A NOTTINGHAM electrician has escaped an immediate prison sentence after he kept £8,000 paid into his bank account in error by a former employer.
Instead of returning the money. 45-year-old Tony Mellors moved the bulk of the cash into his partner's account and used the rest to pay bills.
Mellors was given a three-month sentence, suspended for a year, for two offences of theft when he appeared at Shrewsbury Crown Court on Thursday.
He was convicted of stealing £7,000 and £1,250 in June, 2011, from PMS Electrical Services, after a trial at Nottingham Crown Court last month.
Judge Peter Barrie said the theft was "opportunistic" for a skilled man with a history of being a hard worker.
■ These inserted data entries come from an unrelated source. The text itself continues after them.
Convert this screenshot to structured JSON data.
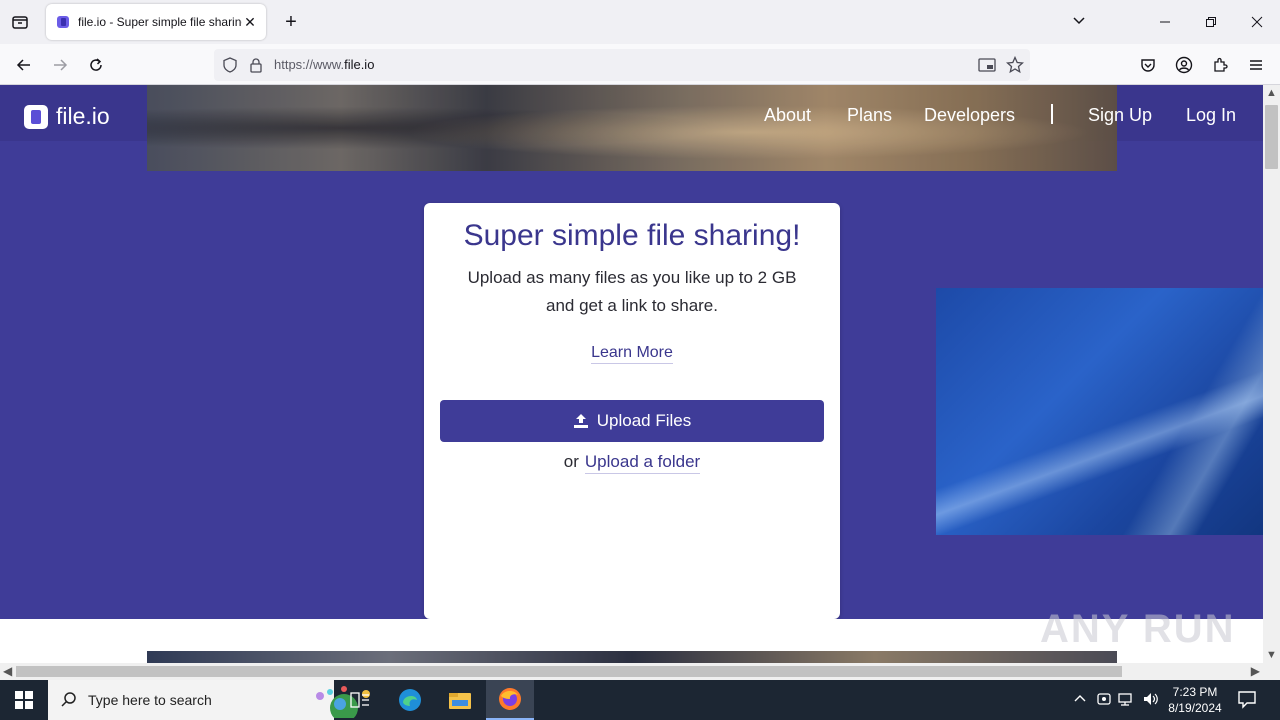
{
  "browser": {
    "tab_title": "file.io - Super simple file sharing",
    "url_prefix": "https://www.",
    "url_domain": "file.io"
  },
  "site": {
    "logo_text": "file.io",
    "nav": [
      "About",
      "Plans",
      "Developers",
      "Sign Up",
      "Log In"
    ]
  },
  "card": {
    "title": "Super simple file sharing!",
    "subtitle_line1": "Upload as many files as you like up to 2 GB",
    "subtitle_line2": "and get a link to share.",
    "learn_more": "Learn More",
    "upload_button": "Upload Files",
    "or_text": "or",
    "upload_folder": "Upload a folder"
  },
  "watermark": "ANY RUN",
  "taskbar": {
    "search_placeholder": "Type here to search",
    "time": "7:23 PM",
    "date": "8/19/2024"
  },
  "colors": {
    "brand_purple": "#3f3c98",
    "header_purple": "#3a368d"
  }
}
He said a moment's care would have confirmed a payment from an employer from two years earlier must have been a mistake.
"You transferred the money the next day and not a penny was returned to the company," he said.
Judge Barrie said that a letter from the company revealed that the loss of the cash played a significant part in employees being put on short-time working.
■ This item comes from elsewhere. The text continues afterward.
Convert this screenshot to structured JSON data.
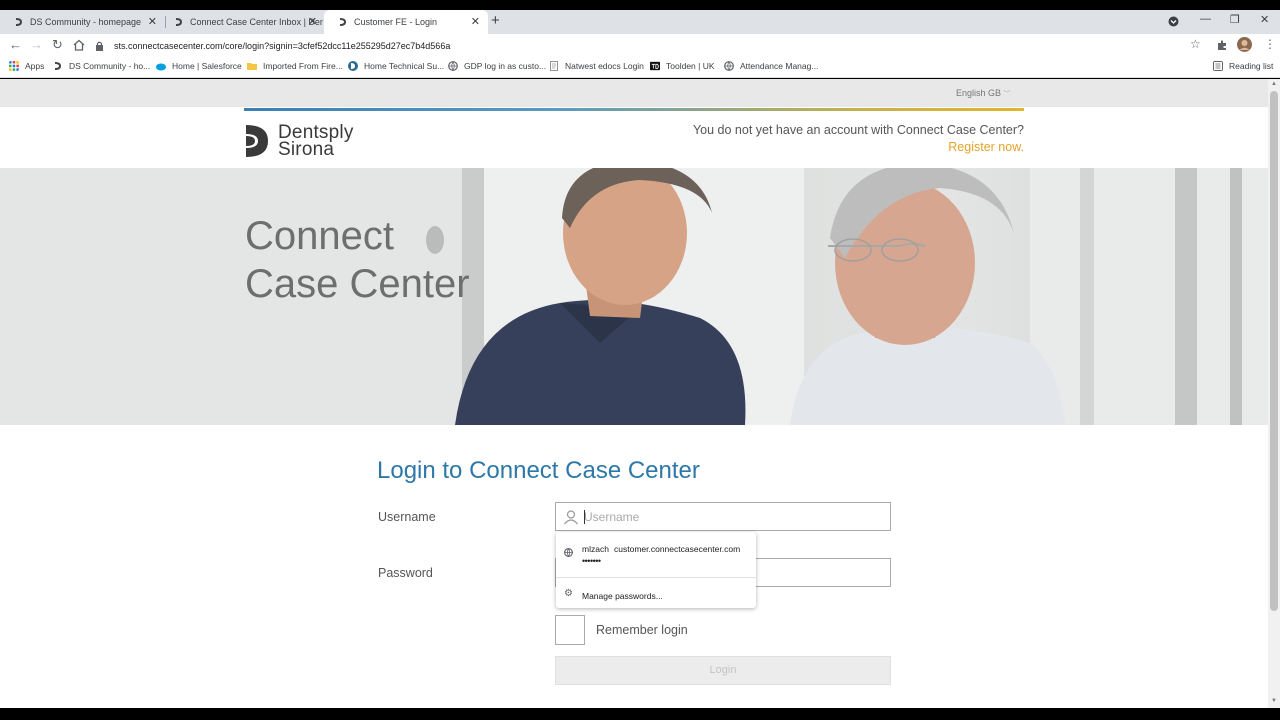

Mellors, of Cavendish Road, Carlton, was also ordered to complete 200 hours' unpaid work.
Under a Proceeds of Crime Act confiscation order, he must pay a nominal £1 after inquiries showed Mellors' criminal benefit was £8,000, but that he had no realisable assets.
The court heard Mellors was employed by PMS Electrical Services, of Kestral Business Centre, Colwick, just before Christmas 2009.
Robert Edwards, prosecuting, said that he was there for just five weeks on £1,000-a-week wages paid directly to his bank account.
He said the online banking transfer error was made on June 8, 2011.
Mellors was arrested a month later and refused to comment in police interviews..
Justine Robinson, for Mellors, said her client had been a skilled electrician for 20 years and had now lost his good character.
She said he was now unemployed and his prospects were poor, he was in the process of a divorce and faced being declared bankrupt.